Estimating two-decadal variations of global oceanic particulate organic carbon using satellite observations and machine learning approaches

Abstract

Particulate organic carbon (POC) is fundamental to the marine carbon cycle, yet accurately estimating its concentration from satellite data remains challenging. In this study, we developed a novel machine learning framework that incorporates multiple data streams, covering apparent and inherent optical properties, biological indicators, and environmental variables, to improve global POC retrieval. Our model achieved high accuracy, with a Spearman’s correlation coefficient of 0.92, root-mean-square error of 68.46 mg m⁻³, and median absolute percentage error of 25.01 %, outperforming conventional algorithms that rely solely on remote sensing reflectance.
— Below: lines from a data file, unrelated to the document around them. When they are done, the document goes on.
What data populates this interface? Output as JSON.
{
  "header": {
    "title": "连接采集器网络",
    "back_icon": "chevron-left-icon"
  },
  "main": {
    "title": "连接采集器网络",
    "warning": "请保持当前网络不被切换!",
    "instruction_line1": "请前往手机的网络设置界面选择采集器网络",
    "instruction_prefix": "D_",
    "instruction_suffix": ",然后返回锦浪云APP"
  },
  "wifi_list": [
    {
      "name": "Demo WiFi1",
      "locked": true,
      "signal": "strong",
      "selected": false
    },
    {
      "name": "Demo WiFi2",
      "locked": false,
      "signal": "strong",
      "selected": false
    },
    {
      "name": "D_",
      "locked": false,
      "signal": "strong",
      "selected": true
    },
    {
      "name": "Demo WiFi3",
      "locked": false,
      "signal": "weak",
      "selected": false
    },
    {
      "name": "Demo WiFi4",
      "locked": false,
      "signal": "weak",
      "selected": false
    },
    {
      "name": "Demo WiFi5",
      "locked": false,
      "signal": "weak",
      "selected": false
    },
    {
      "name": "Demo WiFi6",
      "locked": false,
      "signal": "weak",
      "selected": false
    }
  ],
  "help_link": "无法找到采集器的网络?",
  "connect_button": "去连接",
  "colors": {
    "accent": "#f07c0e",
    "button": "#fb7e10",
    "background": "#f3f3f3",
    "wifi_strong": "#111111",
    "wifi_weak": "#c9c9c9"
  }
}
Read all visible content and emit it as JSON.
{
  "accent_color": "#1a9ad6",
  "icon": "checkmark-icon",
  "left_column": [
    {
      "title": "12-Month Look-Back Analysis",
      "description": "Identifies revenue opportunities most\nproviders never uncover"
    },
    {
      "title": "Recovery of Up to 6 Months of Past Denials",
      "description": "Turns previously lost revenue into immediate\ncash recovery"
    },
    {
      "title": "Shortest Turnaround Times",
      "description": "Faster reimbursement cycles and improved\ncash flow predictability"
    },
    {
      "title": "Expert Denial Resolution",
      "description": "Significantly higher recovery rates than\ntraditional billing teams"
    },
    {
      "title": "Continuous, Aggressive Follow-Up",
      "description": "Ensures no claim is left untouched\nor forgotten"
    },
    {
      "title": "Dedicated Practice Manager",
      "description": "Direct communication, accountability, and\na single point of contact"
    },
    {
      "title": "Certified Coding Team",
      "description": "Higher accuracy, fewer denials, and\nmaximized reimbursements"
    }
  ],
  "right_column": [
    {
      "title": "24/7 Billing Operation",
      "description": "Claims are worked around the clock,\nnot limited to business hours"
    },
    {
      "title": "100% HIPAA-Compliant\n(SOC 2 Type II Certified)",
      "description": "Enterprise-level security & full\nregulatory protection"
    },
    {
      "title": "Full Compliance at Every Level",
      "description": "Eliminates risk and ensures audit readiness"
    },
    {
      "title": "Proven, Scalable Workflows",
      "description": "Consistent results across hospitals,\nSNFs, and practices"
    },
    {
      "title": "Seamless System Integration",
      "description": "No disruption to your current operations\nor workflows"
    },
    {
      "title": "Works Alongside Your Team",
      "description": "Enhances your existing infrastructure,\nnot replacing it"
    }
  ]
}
Applying our approach to a long-term satellite dataset (1997–2023), we identified four major seasonal variation patterns across different oceanic regions: In high-latitude regions (Type 1), POC peaks in summer due to increased light availability, while mid-latitudes (Type 2) exhibit a stable pattern with a spring peak driven by water mixing and favorable sea surface temperatures. In the Equatorial Atlantic and Indian Oceans (Type 3), a spring trough and autumn peak suggest potential significant wind-driven nutrient inputs, whereas the Equatorial Pacific (Type 4) maintains high POC levels year-round, likely influenced by persistent upwelling and nutrient dynamics. These findings highlight the advantages of integrating machine learning for improved POC estimations and provides deeper insights into global POC dynamics.